Partenza elegante e smussata, ma l’inquietudine dei tempi correnti produsse un singolare concerto alle Officine Nardi, con Lysy che sfoderava il suo violino Guarnieri per il commndator Silvio, che allora era uno dei cosidetti “padroni” della città. Un “capitalista”, come si diceva,  che patteggiava coi suoi operai portandogli un po’ di musica aristocratica: Purcell, Rameau, Haydn, Vivaldi. Se non altro qualcosa di meno drammatico e urtante di quello che proponeva allora Luigi Nono nelle fabbriche lombarde. 

Per rievocare il senso di vicende così lontane da noi i cui protagonisti sono tutti scomparsi e la memoria delle generazioni più recenti non ha elementi per ripristinare l’ottica delle immagini, bisogna ricorrere a un libro di memorie scritto da un grande protagonista delle vicende sociali, civili e artistiche del territorio tifernate, il senatore Venanzio Nocchi, tra i più giovani sindaci tifernati, per decenni sostenitore e parte integrante del Festival, fino alla traumatica rottura del rapporto.

Lo conoscemmo come Gabrio, quando frequentava il corso di canto della signora Ongaro al Morlacchi di Perugia. Era una voce di basso, imponente, maestosa,   che tuonava nella aula di canto che noi chiamavamo “la tomba” per la sua assenza di finestre. Prometteva molto bene quando “ululava” le congeniali arie del “Simon Boccanegra” e de l“Don Carlo” di Verdi. Ma la politica ebbe il sopravvento. 

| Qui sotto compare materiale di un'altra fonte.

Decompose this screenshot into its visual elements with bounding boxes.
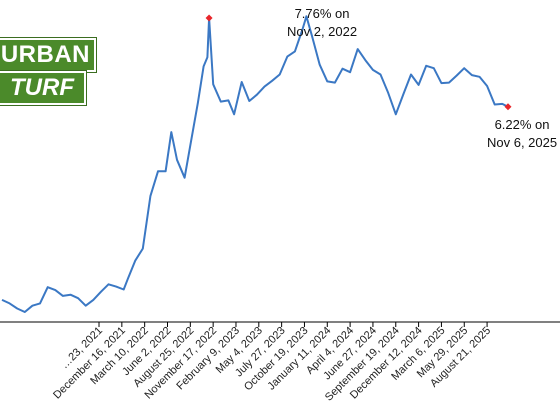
peak-annotation-line-2: Nov 2, 2022: [287, 24, 358, 39]
urban-turf-logo: URBAN TURF: [0, 38, 98, 108]
peak-annotation: 7.76% on Nov 2, 2022: [287, 5, 357, 41]
latest-annotation-line-1: 6.22% on: [494, 117, 550, 132]
latest-marker: [504, 103, 512, 111]
peak-annotation-line-1: 7.76% on: [294, 6, 350, 21]
logo-line-2: TURF: [0, 71, 86, 105]
peak-marker: [205, 14, 213, 22]
latest-annotation: 6.22% on Nov 6, 2025: [487, 116, 557, 152]
logo-line-1: URBAN: [0, 38, 96, 72]
latest-annotation-line-2: Nov 6, 2025: [487, 135, 558, 150]
marker-layer: [205, 14, 512, 111]
mortgage-rate-line: [1, 15, 509, 313]
series-layer: [1, 15, 509, 313]
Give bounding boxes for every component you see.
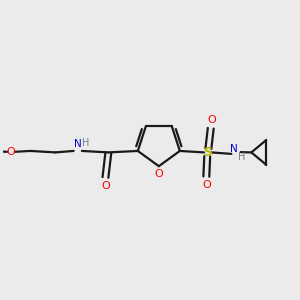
Text: O: O: [101, 181, 110, 191]
Text: O: O: [202, 180, 211, 190]
Text: H: H: [82, 138, 89, 148]
Text: N: N: [230, 144, 238, 154]
Text: H: H: [238, 152, 245, 162]
Text: O: O: [208, 115, 217, 125]
Text: S: S: [203, 146, 212, 159]
Text: O: O: [154, 169, 163, 179]
Text: N: N: [74, 140, 81, 149]
Text: O: O: [7, 147, 16, 157]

Ora, sfogliando alcune pagine del suo cospicuo volume di memorie, dal titolo emblematico di “Pensieri all’inizio del tramonto”,  nelle oltre cinquecento pagine di memorie  politiche e di riflessioni sociali legate  alla classe operaia da cui Nocchi si sentiva provenire, ce ne sono non poche dedicate al Festival, dalle origini, al suo sviluppo, alle sue crisi e al definitivo distacco che segnò per sempre la vita di questo grande personaggio della storia tifernate. Chi le vorrà sfogliare troverà conferme su nomi e circostanze già esposte, ma potrà cogliere l’amore e l’entusiasmo per una creatura che poi, con rammarico, si è visto sfuggire.   Al di là delle beghe e delle controversie inevitabili in una piccola comunità dove tutti si conoscono, ma non tutti si amano, sarà bene che il Festival, e questo sarà compito della Presidente Polidori, ritrovi una unitarietà  proprio sondando il suo ricco passato.